Most receivers can process from about 2 to 40 or 45, though a few receivers are limited to a small range, or even - as is the case with the so-called Sky Digiboxes - limited to a few specific values.
SCPC = Single Channel Per Carrier
Type of transmission where only a part of the available transponder is used for the signal, allowing the satellite operator to sell the remaining space on the transponder to other uplinkers. SCPC is typically used for feeds rather than for direct programming, and for some channels which are not really intended for mass consumption (eg directed at cable distributors). SCPC's advantage over MCPC is that the signals uplinked to the same transponder can be transmitted up to the satellite from different locations.
MCPC = Multiple Channel Per Carrier
An average satellite transponder has a bandwidth of 27 MHz, sufficient for multiple video or audio channels to be transmitted simultaneously. MCPC uses a technique called Time Division Multiplex to transmit multiple programs, which works by sending data for one channel at a certain time and then data for another channel at another time.
Many encoder manufacturers are currently experimenting with statistical multiplexing of MPEG-2 data. Using this technique, channels that need high data rate bursts in order to prevent pixelization of the picture, such as live sports events will obtain the bandwidth as they need it by reducing the data rate for other services that do not.
Most receivers can process both SCPC and MCPC signals. Again, though, there are a few "crippled" receivers that can only process MCPC (and again, the Sky Digibox is one such example).
Symbol rate depends on the bandwidth used. In DVB-S transmissions (that use QPSK) one symbol means 2 bits.
So, (bit rate)=(symbol rate)*2. This is the total bit rate. The useful bit rate (used for the services and the SI tables) is less than the total bit rate. The rest is the error correction data.
(total bit rate)=(useful bit rate)+(error correction bit rate)
SCPC carriers are used for fixed satellite services. One broadcaster can send material to another using an SCPC transmission. The commercial transmissions are MCPC.
In the past, some receivers were incapable of receiving low bit rate signals. Some old receivers could support 16-45MSps (for example).
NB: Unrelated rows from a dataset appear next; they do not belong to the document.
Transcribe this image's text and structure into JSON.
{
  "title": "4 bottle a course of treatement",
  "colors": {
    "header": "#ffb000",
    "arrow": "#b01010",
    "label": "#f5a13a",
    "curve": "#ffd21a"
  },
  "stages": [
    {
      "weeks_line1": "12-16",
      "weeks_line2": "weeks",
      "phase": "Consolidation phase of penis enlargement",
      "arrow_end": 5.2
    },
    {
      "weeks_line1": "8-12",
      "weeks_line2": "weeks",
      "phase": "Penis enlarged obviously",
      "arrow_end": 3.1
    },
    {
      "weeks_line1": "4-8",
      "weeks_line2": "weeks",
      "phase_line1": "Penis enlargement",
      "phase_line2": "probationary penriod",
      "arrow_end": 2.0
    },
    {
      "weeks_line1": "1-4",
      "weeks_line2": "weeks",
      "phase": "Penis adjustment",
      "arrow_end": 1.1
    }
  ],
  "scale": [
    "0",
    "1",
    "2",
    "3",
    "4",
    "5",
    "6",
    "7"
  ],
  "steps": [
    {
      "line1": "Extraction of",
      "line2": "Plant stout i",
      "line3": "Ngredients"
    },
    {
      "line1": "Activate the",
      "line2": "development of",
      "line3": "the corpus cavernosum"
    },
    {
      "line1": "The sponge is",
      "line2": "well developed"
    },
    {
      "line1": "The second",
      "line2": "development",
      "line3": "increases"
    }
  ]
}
If the carrier has a low symbol rate (not 27500 or 30000 but 4123, 3666 etc) then the total bandwidth of the carrier is also low. If the Local Oscillator of the LNB is not accurate then it may be difficult to receive. You may have to "play" with the frequency (increase or decrease it). I have faced a problem like this. Although i had a professional LNB, i had to set the frequency to a higher value (+5MHz).